Weddings are no longer about the bringing together of two families in a joyous free for all across the generations with some cheese and pineapple on a stick thrown in. These days they are carefully curated, highly colour co-ordinated, carefully choreographed theatrical extravaganzas where everything is done for how it looks on Instagram afterwards, not for how it feels on the day. As a guest you are not there to enjoy yourself. You are there as a 'film extra' to create a nice backdrop to the reportage style photos. As such you must wear what you are told, clap like a seal when told, and don't make any decisions without clearing it with the bride first.

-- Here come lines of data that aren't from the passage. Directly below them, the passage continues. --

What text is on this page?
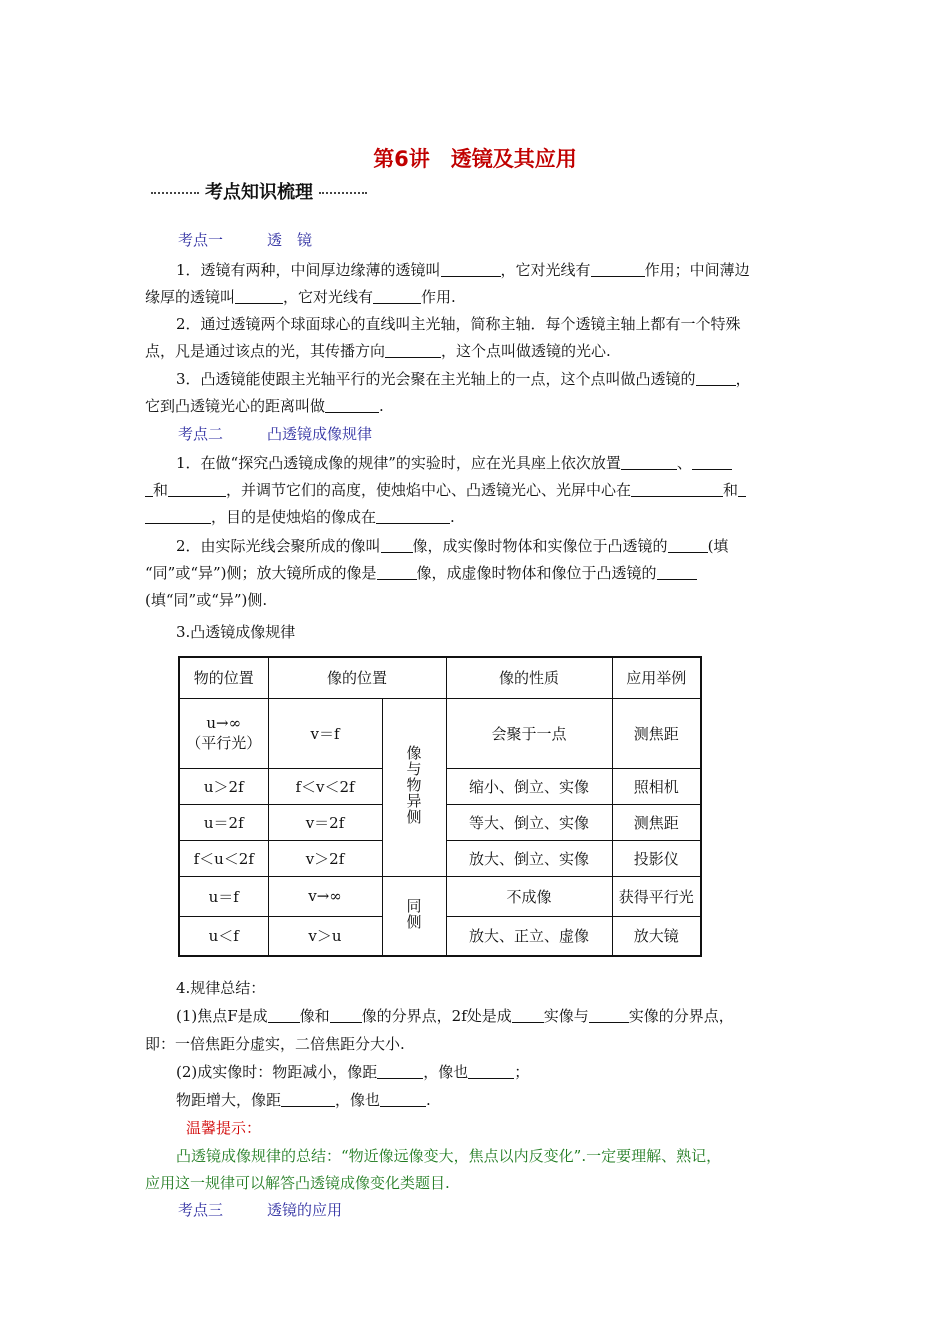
第6讲　透镜及其应用
考点知识梳理
考点一	透　镜
1．透镜有两种，中间厚边缘薄的透镜叫	，它对光线有	作用；中间薄边
缘厚的透镜叫	，它对光线有	作用.
2．通过透镜两个球面球心的直线叫主光轴，简称主轴．每个透镜主轴上都有一个特殊
点，凡是通过该点的光，其传播方向	，这个点叫做透镜的光心.
3．凸透镜能使跟主光轴平行的光会聚在主光轴上的一点，这个点叫做凸透镜的	，
它到凸透镜光心的距离叫做	.
考点二	凸透镜成像规律
1．在做“探究凸透镜成像的规律”的实验时，应在光具座上依次放置	、
和	，并调节它们的高度，使烛焰中心、凸透镜光心、光屏中心在	和
，目的是使烛焰的像成在	.
2．由实际光线会聚所成的像叫 像，成实像时物体和实像位于凸透镜的	(填
“同”或“异”)侧；放大镜所成的像是	像，成虚像时物体和像位于凸透镜的
(填“同”或“异”)侧.
3.凸透镜成像规律
物的位置	像的位置		像的性质	应用举例

u→∞
（平行光）	v＝f	像与物异侧	会聚于一点	测焦距
u＞2f	f＜v＜2f		缩小、倒立、实像	照相机
u＝2f	v＝2f		等大、倒立、实像	测焦距
f＜u＜2f	v＞2f		放大、倒立、实像	投影仪
u＝f	v→∞	同侧	不成像	获得平行光
u＜f	v＞u		放大、正立、虚像	放大镜
4.规律总结：
(1)焦点F是成 像和 像的分界点，2f处是成 实像与	实像的分界点，
即：一倍焦距分虚实，二倍焦距分大小.
(2)成实像时：物距减小，像距	，像也	；
物距增大，像距	，像也	.
温馨提示：
凸透镜成像规律的总结：“物近像远像变大，焦点以内反变化”.一定要理解、熟记，
应用这一规律可以解答凸透镜成像变化类题目.
考点三	透镜的应用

Especially not the decision to post photos of the bride before she's vetted them.

Fuck with that at your peril. If you want to flout the rules then flout the rules. But don't act all bewildered when you are pulled up on it.

Greenfields20 · 04/05/2025 17:38

Trickabrick · 04/05/2025 17:36

I’m struggling to understand how you managed to misinterpret being told not to “upload anything to social media” 🤣 Her reaction is OTT at this point though, you’ve apologised sincerely and repeatedly, I’d leave the ball in her court and back off from the friendship if she continues to hold one mistake against you despite your previous, presumably good, friendship.And for god sake, be careful if she has a baby 🤣

Because she thought it related only to the ceremony as it was announced before the ceremony, and didnt realise it was also in relation to the party afterwards.

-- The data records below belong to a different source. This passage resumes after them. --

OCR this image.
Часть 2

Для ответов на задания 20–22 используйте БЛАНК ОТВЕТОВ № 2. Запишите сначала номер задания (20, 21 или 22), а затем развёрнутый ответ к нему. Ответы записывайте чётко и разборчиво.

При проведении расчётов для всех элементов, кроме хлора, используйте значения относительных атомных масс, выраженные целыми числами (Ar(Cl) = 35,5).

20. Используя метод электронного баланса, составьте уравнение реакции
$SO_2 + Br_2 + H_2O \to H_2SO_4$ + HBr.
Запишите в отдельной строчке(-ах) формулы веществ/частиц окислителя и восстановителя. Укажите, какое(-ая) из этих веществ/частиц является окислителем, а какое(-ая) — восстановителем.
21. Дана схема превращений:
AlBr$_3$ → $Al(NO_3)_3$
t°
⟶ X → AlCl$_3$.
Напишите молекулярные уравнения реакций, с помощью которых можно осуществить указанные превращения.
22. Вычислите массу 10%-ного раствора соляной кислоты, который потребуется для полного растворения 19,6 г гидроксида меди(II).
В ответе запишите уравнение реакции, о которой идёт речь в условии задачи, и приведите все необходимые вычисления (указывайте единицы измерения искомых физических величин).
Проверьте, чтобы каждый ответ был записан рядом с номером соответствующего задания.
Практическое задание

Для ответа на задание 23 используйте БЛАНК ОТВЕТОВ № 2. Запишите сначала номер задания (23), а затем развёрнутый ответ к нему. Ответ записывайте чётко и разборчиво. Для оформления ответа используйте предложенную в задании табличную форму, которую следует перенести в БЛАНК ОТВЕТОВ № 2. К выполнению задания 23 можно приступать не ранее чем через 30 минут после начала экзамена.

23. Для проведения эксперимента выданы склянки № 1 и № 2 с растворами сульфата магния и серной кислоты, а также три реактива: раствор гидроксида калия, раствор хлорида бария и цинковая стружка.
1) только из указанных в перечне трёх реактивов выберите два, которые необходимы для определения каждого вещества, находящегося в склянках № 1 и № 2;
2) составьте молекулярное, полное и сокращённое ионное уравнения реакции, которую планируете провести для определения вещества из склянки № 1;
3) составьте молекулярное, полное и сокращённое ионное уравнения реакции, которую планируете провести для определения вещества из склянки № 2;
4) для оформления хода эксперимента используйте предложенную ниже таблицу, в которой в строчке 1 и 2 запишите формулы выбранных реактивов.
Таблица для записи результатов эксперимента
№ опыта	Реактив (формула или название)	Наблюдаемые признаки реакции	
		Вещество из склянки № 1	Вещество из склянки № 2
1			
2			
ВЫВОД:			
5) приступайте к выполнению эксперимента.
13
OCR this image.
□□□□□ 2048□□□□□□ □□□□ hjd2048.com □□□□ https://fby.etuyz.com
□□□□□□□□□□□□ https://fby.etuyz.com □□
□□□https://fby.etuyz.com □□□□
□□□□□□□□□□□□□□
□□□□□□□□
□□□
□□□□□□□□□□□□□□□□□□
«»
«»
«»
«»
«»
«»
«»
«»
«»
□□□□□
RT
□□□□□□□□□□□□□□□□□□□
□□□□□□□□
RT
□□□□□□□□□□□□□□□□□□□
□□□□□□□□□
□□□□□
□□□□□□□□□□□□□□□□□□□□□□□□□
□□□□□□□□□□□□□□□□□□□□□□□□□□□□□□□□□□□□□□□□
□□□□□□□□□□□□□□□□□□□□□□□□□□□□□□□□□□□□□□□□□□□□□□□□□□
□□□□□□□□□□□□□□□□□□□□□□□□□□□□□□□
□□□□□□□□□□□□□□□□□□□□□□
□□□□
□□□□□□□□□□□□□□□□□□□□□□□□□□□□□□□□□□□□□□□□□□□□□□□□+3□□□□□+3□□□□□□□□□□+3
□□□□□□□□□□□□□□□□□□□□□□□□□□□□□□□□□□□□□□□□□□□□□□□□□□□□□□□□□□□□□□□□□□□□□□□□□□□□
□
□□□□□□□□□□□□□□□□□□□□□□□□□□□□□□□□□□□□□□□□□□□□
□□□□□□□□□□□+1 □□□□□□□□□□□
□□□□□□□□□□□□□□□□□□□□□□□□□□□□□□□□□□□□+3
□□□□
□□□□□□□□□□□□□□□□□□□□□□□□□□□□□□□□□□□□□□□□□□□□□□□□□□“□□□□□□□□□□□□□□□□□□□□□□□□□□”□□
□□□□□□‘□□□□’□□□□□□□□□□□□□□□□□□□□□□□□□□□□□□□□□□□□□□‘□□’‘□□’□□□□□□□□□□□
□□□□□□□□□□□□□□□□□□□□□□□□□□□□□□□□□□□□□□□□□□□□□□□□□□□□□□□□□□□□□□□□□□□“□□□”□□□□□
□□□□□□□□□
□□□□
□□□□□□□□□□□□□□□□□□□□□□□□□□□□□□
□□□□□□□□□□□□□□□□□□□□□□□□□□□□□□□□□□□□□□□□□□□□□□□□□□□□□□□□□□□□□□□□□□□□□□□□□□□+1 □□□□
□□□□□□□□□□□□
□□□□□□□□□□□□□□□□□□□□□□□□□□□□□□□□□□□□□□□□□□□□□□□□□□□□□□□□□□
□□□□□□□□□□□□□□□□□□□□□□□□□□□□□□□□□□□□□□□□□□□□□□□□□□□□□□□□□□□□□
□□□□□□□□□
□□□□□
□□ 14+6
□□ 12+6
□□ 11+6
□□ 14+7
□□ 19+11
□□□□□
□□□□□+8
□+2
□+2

YearlySubscriptionRenewal · 04/05/2025 17:39

not to upload anything to social media

God forbid guests would enjoy themselves and take photos then publish them.
Some people will have spend too much a lot of effort and money to look like they made an effort for the wedding, what entitled idiot would request for no photos to be taken?

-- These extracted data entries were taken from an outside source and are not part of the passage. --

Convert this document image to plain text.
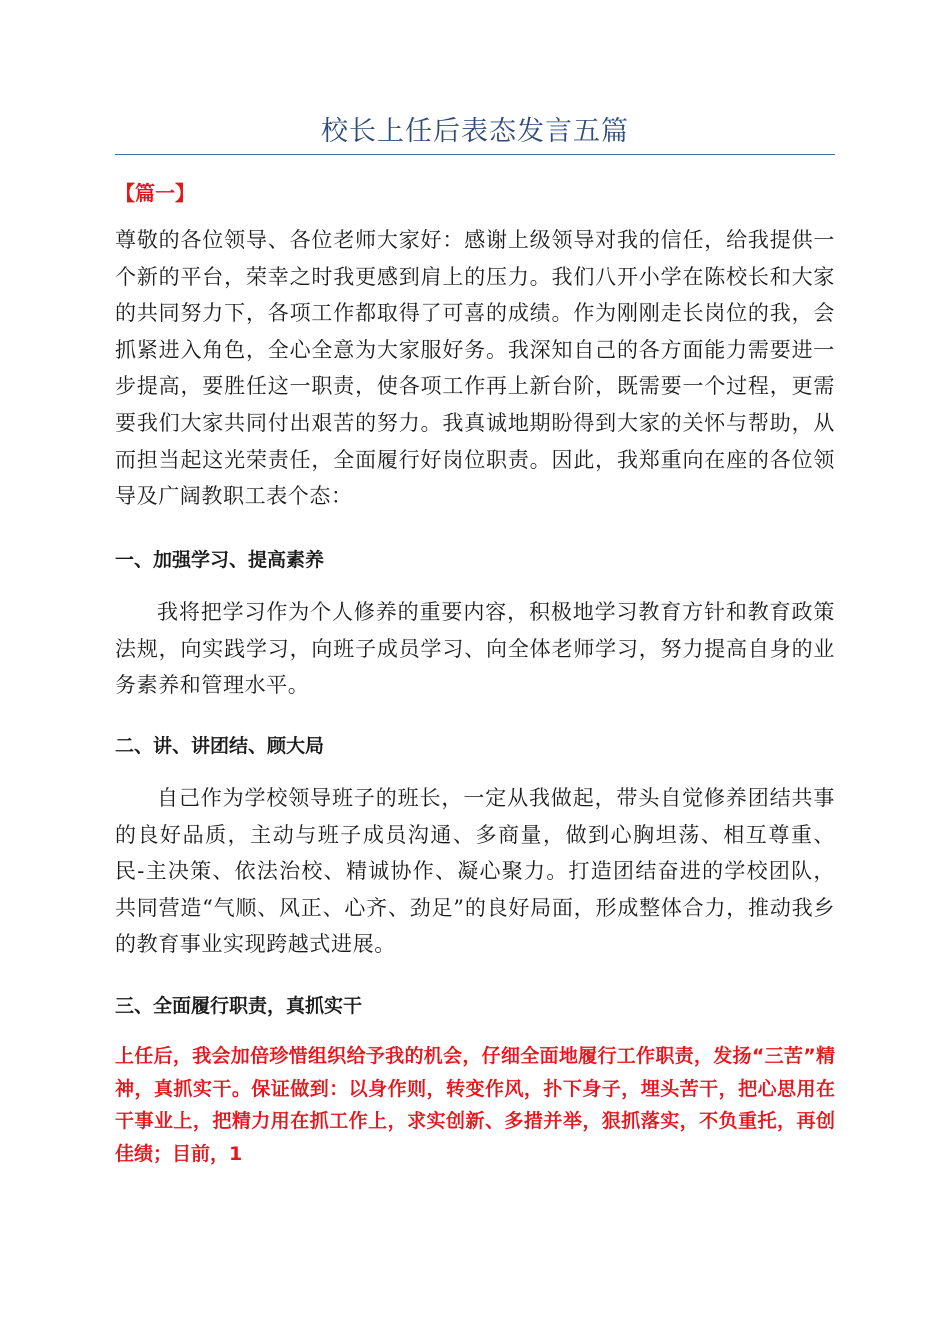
校长上任后表态发言五篇
【篇一】

尊敬的各位领导、各位老师大家好：感谢上级领导对我的信任，给我提供一个新的平台，荣幸之时我更感到肩上的压力。我们八开小学在陈校长和大家的共同努力下，各项工作都取得了可喜的成绩。作为刚刚走长岗位的我，会抓紧进入角色，全心全意为大家服好务。我深知自己的各方面能力需要进一步提高，要胜任这一职责，使各项工作再上新台阶，既需要一个过程，更需要我们大家共同付出艰苦的努力。我真诚地期盼得到大家的关怀与帮助，从而担当起这光荣责任，全面履行好岗位职责。因此，我郑重向在座的各位领导及广阔教职工表个态：

一、加强学习、提高素养

我将把学习作为个人修养的重要内容，积极地学习教育方针和教育政策法规，向实践学习，向班子成员学习、向全体老师学习，努力提高自身的业务素养和管理水平。

二、讲、讲团结、顾大局

自己作为学校领导班子的班长，一定从我做起，带头自觉修养团结共事的良好品质，主动与班子成员沟通、多商量，做到心胸坦荡、相互尊重、民-主决策、依法治校、精诚协作、凝心聚力。打造团结奋进的学校团队，共同营造“气顺、风正、心齐、劲足”的良好局面，形成整体合力，推动我乡的教育事业实现跨越式进展。

三、全面履行职责，真抓实干

上任后，我会加倍珍惜组织给予我的机会，仔细全面地履行工作职责，发扬“三苦”精神，真抓实干。保证做到：以身作则，转变作风，扑下身子，埋头苦干，把心思用在干事业上，把精力用在抓工作上，求实创新、多措并举，狠抓落实，不负重托，再创佳绩；目前，1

It hurst no-one, and the wedding is never going to be that special that it should stay secret 😂

MoominMai · 04/05/2025 17:41

When I first read this I reread it thinking she must be a celeb or something wanting a ‘grand reveal’ 😂. I’d say she’s done you a favour letting you know whilst you’re still relatively young I assume that she not a ‘best friend’ 🙄

BurntBroccoli · 04/05/2025 17:41

This reveal stuff is ridiculous!

Roselilly36 · 04/05/2025 17:42

I voted YABU, as you & other guests were asked not to post on SM, and you did.

ByTidyHare · 04/05/2025 17:42

I think it’s particularly frustrating because her hen was abroad and turned out a lot more expensive than it was initially costed at (which some people actually dropped out over, I didn’t despite it being a stretching time for me financially). I get being pissed off the day after, but we are weeks down the line now. I also got them a really thoughtful wedding present which she hasn’t commented on.

OP posts:
Feelingmuchbetter · 04/05/2025 17:43

She is embarrassing herself.

Trickabrick · 04/05/2025 17:44

Greenfields20 · 04/05/2025 17:38

Because she thought it related only to the ceremony as it was announced before the ceremony, and didnt realise it was also in relation to the party afterwards.

Well obviously, as the OP already explained that! But the word “anything” implies, well anything though. If it was just the ceremony, they’d have said “don’t upload photos from the ceremony” surely?